人間は、あまりにもつらい出来事や、受け入れ難い過酷な状況に出会うと、心がそれを拒否してしまい、その事に向き合うことができなくなってしまいます。
その出来事にふたをするようにして、まるでそれがなかったかのようにその後の人生を生きていくのです。あるいは、ずっとその感情を抱えたまま、誰にも一言も言わないままで、自分の一生を終えたりします。それがどうして、今生きている自分に影響するのでしょうか?
子供は親(自分が生きていくために必要な大人)がいないと、生きていくことができません。親が死んでしまうくらいなら、その原因になっている悲しみや苦しみを自分が背負うことで、親に生き続けてもらおうとするのです。これは不思議なことに、自分自身が生まれる前に起きることです。このことをファミリーコンステレーションでは、「もつれ」といいます 。

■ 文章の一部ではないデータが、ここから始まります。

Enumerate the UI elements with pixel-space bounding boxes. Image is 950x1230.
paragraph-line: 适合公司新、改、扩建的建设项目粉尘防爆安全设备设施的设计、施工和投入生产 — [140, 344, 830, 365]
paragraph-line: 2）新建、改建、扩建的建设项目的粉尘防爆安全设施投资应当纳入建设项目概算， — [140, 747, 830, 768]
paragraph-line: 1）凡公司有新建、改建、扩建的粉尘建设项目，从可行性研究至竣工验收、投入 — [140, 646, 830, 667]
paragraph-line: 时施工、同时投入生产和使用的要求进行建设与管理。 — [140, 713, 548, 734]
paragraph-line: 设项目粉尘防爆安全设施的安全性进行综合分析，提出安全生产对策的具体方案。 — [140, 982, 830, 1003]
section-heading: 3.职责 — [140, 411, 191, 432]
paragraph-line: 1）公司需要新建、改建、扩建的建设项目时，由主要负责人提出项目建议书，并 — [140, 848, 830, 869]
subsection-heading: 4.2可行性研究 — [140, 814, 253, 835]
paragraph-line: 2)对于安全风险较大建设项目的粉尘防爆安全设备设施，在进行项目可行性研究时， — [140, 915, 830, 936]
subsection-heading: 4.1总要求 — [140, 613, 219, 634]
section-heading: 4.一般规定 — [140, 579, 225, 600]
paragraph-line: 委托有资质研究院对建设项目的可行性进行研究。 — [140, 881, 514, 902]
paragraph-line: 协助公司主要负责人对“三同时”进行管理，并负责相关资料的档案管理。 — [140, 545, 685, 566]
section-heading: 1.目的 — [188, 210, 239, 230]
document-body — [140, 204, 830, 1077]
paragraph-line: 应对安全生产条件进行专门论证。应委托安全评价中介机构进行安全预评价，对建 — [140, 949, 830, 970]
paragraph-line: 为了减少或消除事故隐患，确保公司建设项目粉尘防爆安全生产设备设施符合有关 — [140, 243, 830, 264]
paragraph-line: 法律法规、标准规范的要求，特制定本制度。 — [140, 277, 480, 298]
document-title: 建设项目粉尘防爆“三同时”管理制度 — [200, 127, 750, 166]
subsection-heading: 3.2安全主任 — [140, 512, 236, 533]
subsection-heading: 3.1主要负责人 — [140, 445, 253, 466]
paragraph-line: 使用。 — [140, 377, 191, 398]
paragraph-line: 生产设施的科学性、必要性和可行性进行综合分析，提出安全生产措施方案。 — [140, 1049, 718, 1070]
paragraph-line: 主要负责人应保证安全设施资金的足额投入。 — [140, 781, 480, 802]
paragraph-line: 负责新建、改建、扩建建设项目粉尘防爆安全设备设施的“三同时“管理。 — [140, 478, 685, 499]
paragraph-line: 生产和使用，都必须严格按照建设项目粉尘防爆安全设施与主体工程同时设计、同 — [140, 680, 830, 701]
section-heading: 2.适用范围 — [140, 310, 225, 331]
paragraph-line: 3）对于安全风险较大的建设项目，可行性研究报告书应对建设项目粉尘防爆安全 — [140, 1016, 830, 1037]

「もつれ」を背負うことで、自分ではない他の人の人生を生きることになります。まさしく、絡まってほどけないもつれた状態です。子供がもつれを引き受けるのは、純粋に親や祖父母などに対する愛でもありますが、家系が滞りなくスムーズに命を繋いでいけなければ、自分も生き残ることができないかもしれないので、ある意味、サバイブのためであるとも言われています。ファミリーコンステレーションの創始者であるバート・ヘリンガーは、著書 「愛の法則」で、子供達の盲目的な無邪気な愛と表現し、愛の深い子供がそれを引き受けると言っています。